Sri Lanka Tourism’s five-year tourism marketing plan, which was approved at the first board meeting in January, will finally deliver the “consistency” that the private sector has been clamoring for, according to Fernando.

On the global front, Sri Lanka Tourism’s marketing strategy includes differentiating the global target markets into tier one and tier two priority countries, while some 4,900 locations has been identified and promoted to reflect the true diversity of the country’s tourism assets.

While admitting that the lack of concerted action and efforts in the public sector was a hindrance in the past, Fernando cautioned against the thinking that the onus for change falls solely on the government.

“The private sector still has work to do too. They should move away from price-based to value-based experiences to show what Sri Lanka has to offer. The whole gamut of private sector players should get their game up to add value [to experiences in the country].”

Everyone has to improve. You can be one star and yet offer a good experience,” she stressed.

Khiri Travel Sri Lanka General Manager Petra Ismail agreed that private companies still need to enhance their value proposition to overcome the perception of Sri Lanka as a pricey destination.

A greater attention on sustainability issues, including animals and human rights, is critical to Sri Lanka long-term tourism success, while bad practices in elephant welfare and whale watching tours need to be abolished, she added.

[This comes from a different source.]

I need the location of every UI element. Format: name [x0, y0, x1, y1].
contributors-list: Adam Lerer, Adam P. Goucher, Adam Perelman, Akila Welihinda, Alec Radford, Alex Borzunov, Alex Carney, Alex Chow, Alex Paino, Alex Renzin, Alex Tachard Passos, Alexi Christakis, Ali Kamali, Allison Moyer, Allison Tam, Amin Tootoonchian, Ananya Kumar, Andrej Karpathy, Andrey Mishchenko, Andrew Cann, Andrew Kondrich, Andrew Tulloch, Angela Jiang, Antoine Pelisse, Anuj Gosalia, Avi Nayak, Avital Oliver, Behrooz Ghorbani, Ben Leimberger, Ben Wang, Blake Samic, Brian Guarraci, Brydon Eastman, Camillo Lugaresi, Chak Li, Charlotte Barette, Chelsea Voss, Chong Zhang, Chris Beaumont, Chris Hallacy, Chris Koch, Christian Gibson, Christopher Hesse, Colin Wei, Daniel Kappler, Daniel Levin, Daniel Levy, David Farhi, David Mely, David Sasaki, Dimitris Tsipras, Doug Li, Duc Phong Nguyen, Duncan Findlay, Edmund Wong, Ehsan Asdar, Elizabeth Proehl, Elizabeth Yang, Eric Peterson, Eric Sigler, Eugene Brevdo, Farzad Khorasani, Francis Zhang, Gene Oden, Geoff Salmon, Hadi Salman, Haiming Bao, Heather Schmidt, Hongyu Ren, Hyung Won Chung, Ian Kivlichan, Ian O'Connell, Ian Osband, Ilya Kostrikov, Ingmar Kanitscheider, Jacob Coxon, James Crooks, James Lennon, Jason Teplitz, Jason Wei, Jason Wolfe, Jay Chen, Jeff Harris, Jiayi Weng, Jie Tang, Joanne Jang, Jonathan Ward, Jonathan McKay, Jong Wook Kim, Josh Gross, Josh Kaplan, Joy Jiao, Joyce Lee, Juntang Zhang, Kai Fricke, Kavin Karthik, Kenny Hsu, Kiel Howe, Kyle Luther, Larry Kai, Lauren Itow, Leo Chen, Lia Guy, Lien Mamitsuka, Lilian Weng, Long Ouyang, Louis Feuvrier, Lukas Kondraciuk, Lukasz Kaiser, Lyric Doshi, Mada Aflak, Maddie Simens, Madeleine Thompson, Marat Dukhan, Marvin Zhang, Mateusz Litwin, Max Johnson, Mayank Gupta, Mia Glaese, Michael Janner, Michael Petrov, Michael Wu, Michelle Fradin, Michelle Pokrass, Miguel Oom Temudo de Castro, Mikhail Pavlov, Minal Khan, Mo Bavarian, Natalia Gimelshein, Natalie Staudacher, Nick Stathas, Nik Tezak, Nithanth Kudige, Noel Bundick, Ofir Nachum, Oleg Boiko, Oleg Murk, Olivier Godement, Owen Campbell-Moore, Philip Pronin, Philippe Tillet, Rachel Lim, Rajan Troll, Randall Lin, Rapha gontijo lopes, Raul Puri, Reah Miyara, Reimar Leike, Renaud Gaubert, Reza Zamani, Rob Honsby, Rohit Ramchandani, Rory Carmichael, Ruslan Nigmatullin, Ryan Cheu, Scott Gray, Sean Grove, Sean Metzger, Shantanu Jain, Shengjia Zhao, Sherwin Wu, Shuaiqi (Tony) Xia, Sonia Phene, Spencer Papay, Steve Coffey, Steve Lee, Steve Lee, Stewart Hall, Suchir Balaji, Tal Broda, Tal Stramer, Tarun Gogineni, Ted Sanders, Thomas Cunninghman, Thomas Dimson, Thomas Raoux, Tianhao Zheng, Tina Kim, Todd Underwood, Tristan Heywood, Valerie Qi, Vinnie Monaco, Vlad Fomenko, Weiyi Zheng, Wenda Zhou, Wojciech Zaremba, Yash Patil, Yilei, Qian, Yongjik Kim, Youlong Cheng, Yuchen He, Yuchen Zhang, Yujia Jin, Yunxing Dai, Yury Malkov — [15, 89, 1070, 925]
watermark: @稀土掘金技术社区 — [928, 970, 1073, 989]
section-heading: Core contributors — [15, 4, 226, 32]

“We’re a small island so we should be clear what we want to be in the next 10 years,” Ismail added. “We should aim more for quality than quantity, and target people who really want to experience Sri Lanka the right way.”

High hopes

With the positive momentum that Sri Lanka tourism is now gaining, KK Collection’s Stubbs is optimistic that the fast-developing Sri Lankan economy will help to reverse the country’s brain drain and attract human capital back to the country’s tourism sector.

“There is a huge pool of hospitality finance people in Maldives and the Middle East, as well as in London, the U.S., and India,” he remarked. “But with several big tech companies basing their back-end operations in Sri Lanka, and that big hotel brands like Hilton and Shangri-La are now entering the country, these will indirectly entice hospitality talent to come back after their stints overseas.”

Against a backdrop of a widening spread of the coronavirus globally, Stubbs thinks Sri Lanka need not be unduly worried even if the country, which has been relatively unaffected by the outbreak until recent weeks, saw a 17 percent slump in tourist arrivals in February due to the Covid-19 outbreak.

The country, no stranger to crises, will definitely pick its way up if the coronavirus thwarts its current recovery trajectory, he contended.

“Sri Lanka tourism always had the potential but never got it right – there’s always someone pushing it down when it tries to swim and come up for air. But a positive message comes through each time from each crisis,” he said. “Sri Lanka has that armory.”